Department of Biochemistry and Medical Genetics, University of Manitoba, Winnipeg, Canada; Department of Computer Science, University of Manitoba, Winnipeg, Manitoba, Canada.
Dalla Lana School of Public Health, University of Toronto, Toronto, Ontario, Canada.
J Biomed Inform. 2022 Jan;125:103958. doi: 10.1016/j.jbi.2021.103958. Epub 2021 Nov 25.
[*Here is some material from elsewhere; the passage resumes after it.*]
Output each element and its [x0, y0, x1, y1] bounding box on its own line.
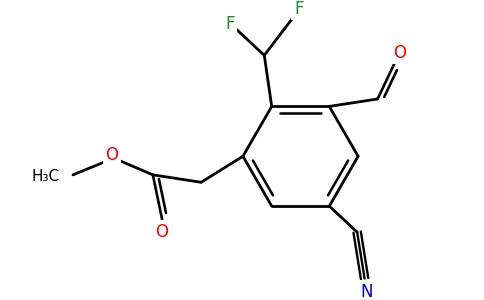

Breast cancer is a highly heterogeneous disease. Subtyping the disease and identifying the genomic features driving these subtypes are critical for precision oncology for breast cancer. This study focuses on developing a new computational approach for breast cancer subtyping. We proposed to use Bayesian tensor factorization (BTF) to integrate multi-omics data of breast cancer, which include expression profiles of RNA-sequencing, copy number variation, and DNA methylation measured on 762 breast cancer patients from The Cancer Genome Atlas. We applied a consensus clustering approach to identify breast cancer subtypes using the factorized latent features by BTF. Subtype-specific survival patterns of the breast cancer patients were evaluated using Kaplan-Meier (KM) estimators. The proposed approach was compared with other state-of-the-art approaches for cancer subtyping. The BTF-subtyping analysis identified 17 optimized latent components, which were used to reveal six major breast cancer subtypes. Out of all different approaches, only the proposed approach showed distinct survival patterns (p < 0.05). Statistical tests also showed that the identified clusters have statistically significant distributions. Our results showed that the proposed approach is a promising strategy to efficiently use publicly available multi-omics data to identify breast cancer subtypes.
乳腺癌是一种高度异质性的疾病。对疾病进行亚型分类,并确定驱动这些亚型的基因组特征,对于乳腺癌的精准肿瘤学至关重要。本研究专注于开发一种新的乳腺癌亚型分类计算方法。我们提出使用贝叶斯张量分解(BTF)来整合乳腺癌的多组学数据,这些数据包括来自癌症基因组图谱的 762 名乳腺癌患者的 RNA-seq 表达谱、拷贝数变异和 DNA 甲基化。我们应用共识聚类方法,使用 BTF 的因子化潜在特征来识别乳腺癌亚型。使用 Kaplan-Meier(KM)估计器评估乳腺癌患者的亚型特异性生存模式。该方法与其他癌症亚型分类的最先进方法进行了比较。BTF 亚型分析确定了 17 个优化的潜在成分,这些成分用于揭示 6 种主要的乳腺癌亚型。在所有不同的方法中,只有所提出的方法显示出明显的生存模式(p < 0.05)。统计检验还表明,所识别的聚类具有统计学上显著的分布。我们的结果表明,该方法是一种很有前途的策略,可以有效地利用公开的多组学数据来识别乳腺癌亚型。